8. **Apply phase reads only the selection JSON.** Never hand-roll `rm` blocks or hard-code paths from the earlier scan when applying. Real incident: agent applied the default-selected recordings list from the original scan, ignoring that the user had unchecked them in the UI before submitting. The fix is structural — use `assets/apply-cleanup-selection.py` which iterates `selected_items` from the selection JSON only.

## Domain quirks captured

- macOS Tahoe (26.x) ships `/bin/bash` 3.2.57. `set -u` + `local var` (no init) = unbound on first reference. The shipped script handles this.
- LaunchAgent **does not inherit user PATH**. Plist must declare `EnvironmentVariables.PATH` and use absolute paths for interpreters.
- `StartInterval` clock pauses during sleep on Apple Silicon laptops (radar 6630231). Use `StartCalendarInterval` with explicit minute entries (the shipped plist has all 12).
- `terminal-notifier` is effectively unmaintained (last release 2019-11) and silently fails on Sequoia/Tahoe Apple Silicon. Use `alerter` instead.
- `osascript display notification` from launchd attributes to "Script Editor" and is unreliable. Use `alerter` from launchd context.
- `log show --last 6m` is too slow (30+ s) for periodic checks. Poll `/Library/Logs/DiagnosticReports/JetsamEvent-*.ips` instead — async write delay is acceptable on a 5-min cadence.
- `JetsamEvent-*.ips` files live in `/Library/Logs/DiagnosticReports/` (system-wide), NOT `~/Library/Logs/DiagnosticReports/`.
- APFS purgeable space lags behind actual deletion by minutes.
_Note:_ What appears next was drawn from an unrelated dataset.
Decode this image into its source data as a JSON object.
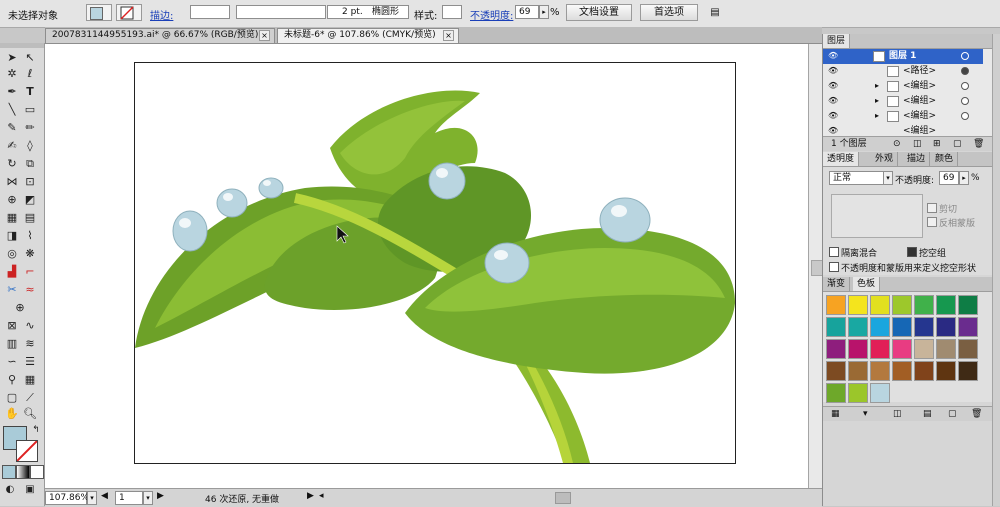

After cleanup, `df` may not show the change immediately; wait or run `diskutil info /System/Volumes/Data | grep "Container Free"`.
- **Claude Desktop `vm_bundles/claudevm.bundle/` is Claude Cowork**, not "Claude Code sandbox" — it's a ~10 GB Ubuntu VM image (`rootfs.img`, `sessiondata.img`, `efivars.fd`, `vmIP`) for Anthropic's sandboxed code-execution feature. It is **auto-provisioned at every Claude Desktop launch** via an SHA1 integrity check, so its recent mtime ≠ user activity. Technically safe to delete (no chat/MCP impact), but Claude Desktop **silently re-downloads ~10 GB on next launch** and runs at ~55 % CPU while doing so. The Claude Code CLI does NOT use this bundle. Recommended classification: Tier 10 discuss-first with quit-Claude-Desktop pre-step and a warning that the bundle returns until Anthropic ships an opt-out toggle (open in [anthropics/claude-code#57371](https://github.com/anthropics/claude-code/issues/57371)).
- **General rule**: if you encounter a folder/bundle you can't describe in one sentence (especially > 500 MB), don't guess — delegate a quick lookup to the `web-searcher` subagent before writing the item's `description`. See Workflow A step 4.

## Outcomes scale

A representative recovery from a Mac that hit ~8 % free after long memory-pressure sessions on a heavily-loaded dev profile (Docker, multiple AI tools, IDEs, browsers):

- ~25 % of total disk capacity recovered in a 4-hour session
- Largest single contribution: project build artifacts via `mo purge` (~30–50 GB across many scan paths)
- Stale IDE installations + caches + preferences: ~10 GB
- Docker reclaim (unused images, dead builders, orphan volumes): ~10 GB
- `~/Downloads` review (old installers, recordings, archived repos): ~15 GB
- Package-manager caches (npm, pnpm, gradle, maven, cargo, brew): ~5 GB
- Sudo-tier cleanup (system logs, vendor-app depots): ~5–10 GB

Active alerter installed with 7-day calibration window; verified via synthetic disk-trigger test before going live. Stats menubar app installed for passive monitoring.

Numbers scale with workload and disk size. Light users will see less; heavy AI/Docker/IDE users will see more.